Frank Gore is an ageless wonder and his 2 million dollar deal could help McCoy and Gore produces in his role. Yeldon, on the other hand is no better than a UDFA. (1.1 million wasted) Cole Beasley is a good player. I’ve liked him for a long time but you have to question the price tag as much as you have to question the fit. He is a man coverage beater in the slot. Allen is a running QB and will see more zone as time goes along. A precision route runner paired with an inaccurate running QB is an odd couple. Zay Jones as a big slot makes more sense with Allen. Robert Foster as a speed slot does as well. Adding a WR like the underrated Dontrelle Inman (1.5 million and yes, NE again) to play the 1 and push Zay into the slot is a cleaner fit and is again 6 million dollars cheaper. Although I don’t agree with the fit or price, Beasley is at least a quality starter, even if he will be a 33 year old slot WR by the end of the deal.

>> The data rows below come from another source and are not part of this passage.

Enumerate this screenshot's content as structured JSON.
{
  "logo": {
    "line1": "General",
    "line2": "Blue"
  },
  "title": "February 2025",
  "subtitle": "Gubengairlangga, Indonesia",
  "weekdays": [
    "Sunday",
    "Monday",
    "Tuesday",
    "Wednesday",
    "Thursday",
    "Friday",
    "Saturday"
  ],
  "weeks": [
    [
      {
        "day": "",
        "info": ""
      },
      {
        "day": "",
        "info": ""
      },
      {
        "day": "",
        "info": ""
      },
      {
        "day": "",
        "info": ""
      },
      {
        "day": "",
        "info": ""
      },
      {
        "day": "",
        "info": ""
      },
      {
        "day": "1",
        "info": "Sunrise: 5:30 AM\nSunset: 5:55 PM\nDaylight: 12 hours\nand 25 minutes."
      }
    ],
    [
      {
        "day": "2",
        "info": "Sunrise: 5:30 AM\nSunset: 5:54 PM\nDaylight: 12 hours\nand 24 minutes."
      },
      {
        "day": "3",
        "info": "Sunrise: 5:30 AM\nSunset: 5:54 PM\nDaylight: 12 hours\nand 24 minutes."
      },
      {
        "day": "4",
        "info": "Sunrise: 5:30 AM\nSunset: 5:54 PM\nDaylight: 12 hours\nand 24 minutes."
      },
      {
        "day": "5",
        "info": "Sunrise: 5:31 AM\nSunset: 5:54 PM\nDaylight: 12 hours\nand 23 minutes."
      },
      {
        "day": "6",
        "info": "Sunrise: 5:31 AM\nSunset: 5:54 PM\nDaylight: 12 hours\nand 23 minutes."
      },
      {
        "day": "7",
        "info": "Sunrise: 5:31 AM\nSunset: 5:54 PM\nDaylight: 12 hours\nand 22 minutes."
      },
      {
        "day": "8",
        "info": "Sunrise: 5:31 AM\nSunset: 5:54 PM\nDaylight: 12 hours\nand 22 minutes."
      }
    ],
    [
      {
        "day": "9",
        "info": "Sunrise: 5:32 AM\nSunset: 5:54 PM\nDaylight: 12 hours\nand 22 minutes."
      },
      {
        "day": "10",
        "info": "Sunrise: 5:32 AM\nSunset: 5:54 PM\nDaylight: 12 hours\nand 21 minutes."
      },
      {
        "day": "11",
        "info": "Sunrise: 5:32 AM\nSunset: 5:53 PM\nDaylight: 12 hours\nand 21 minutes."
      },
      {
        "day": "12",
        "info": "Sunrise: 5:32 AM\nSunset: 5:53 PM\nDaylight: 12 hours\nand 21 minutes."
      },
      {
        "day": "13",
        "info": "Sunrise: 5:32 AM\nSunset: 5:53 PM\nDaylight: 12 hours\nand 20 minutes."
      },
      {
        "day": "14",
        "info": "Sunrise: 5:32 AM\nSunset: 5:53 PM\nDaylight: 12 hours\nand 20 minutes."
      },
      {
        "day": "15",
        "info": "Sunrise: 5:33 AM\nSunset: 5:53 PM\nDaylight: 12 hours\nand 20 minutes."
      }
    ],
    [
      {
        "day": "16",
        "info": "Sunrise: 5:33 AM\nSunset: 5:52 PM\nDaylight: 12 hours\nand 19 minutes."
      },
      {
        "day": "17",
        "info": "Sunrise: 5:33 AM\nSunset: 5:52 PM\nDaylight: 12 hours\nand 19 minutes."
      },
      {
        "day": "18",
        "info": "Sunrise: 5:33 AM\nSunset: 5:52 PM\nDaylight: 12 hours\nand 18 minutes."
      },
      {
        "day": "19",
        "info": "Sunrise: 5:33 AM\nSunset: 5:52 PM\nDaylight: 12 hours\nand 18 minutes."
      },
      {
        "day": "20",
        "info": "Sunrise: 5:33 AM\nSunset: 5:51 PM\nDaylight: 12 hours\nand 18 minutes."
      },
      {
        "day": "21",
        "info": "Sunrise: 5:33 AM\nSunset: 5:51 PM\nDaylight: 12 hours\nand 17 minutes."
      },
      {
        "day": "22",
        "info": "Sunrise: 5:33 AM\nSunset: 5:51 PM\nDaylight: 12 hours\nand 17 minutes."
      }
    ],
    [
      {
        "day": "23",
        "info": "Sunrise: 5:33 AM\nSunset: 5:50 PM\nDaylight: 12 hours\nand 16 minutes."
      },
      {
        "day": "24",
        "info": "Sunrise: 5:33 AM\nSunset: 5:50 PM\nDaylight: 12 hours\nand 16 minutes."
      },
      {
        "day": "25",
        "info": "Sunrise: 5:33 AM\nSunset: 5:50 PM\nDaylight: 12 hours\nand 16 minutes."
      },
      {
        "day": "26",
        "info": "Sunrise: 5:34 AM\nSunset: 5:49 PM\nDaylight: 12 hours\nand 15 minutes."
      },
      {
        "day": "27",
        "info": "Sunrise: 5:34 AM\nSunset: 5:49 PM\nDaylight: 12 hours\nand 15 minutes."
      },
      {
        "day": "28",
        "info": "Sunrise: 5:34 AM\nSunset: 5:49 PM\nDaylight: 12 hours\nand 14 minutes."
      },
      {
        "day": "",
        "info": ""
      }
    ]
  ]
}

There are a few positives to take away from this offseason for Buffalo. Morse should help the team rebound from the unexpected retirement of Eric Wood. They didn’t sign any deals that handicap them long term. Beane did a solid job as an accountant and structured the deals so that they could be jettisoned without much dead cap pain. Buffalo didn’t sign a deal as toxic as the Star Lotulelei deal from 2018. That’s the plus on the F plus. The F comes directly from the fact that Buffalo wasted 30 million dollars of cap space on 2019’s cap alone. Conservatively. They spent 67.8 million dollars of cap and the only truly impactful player that they added was Mitch Morse. They are deeper, but they did not get better. They did not add value. They did not build their future. They were a 6-10 team. They added 67.8 million dollars and they still are a 6-10 team.
Think of the ways that Buffalo could improve with an extra 30 million dollars to spend. Then thank McDermott for blowing that opportunity. Although, we all should have seen this coming.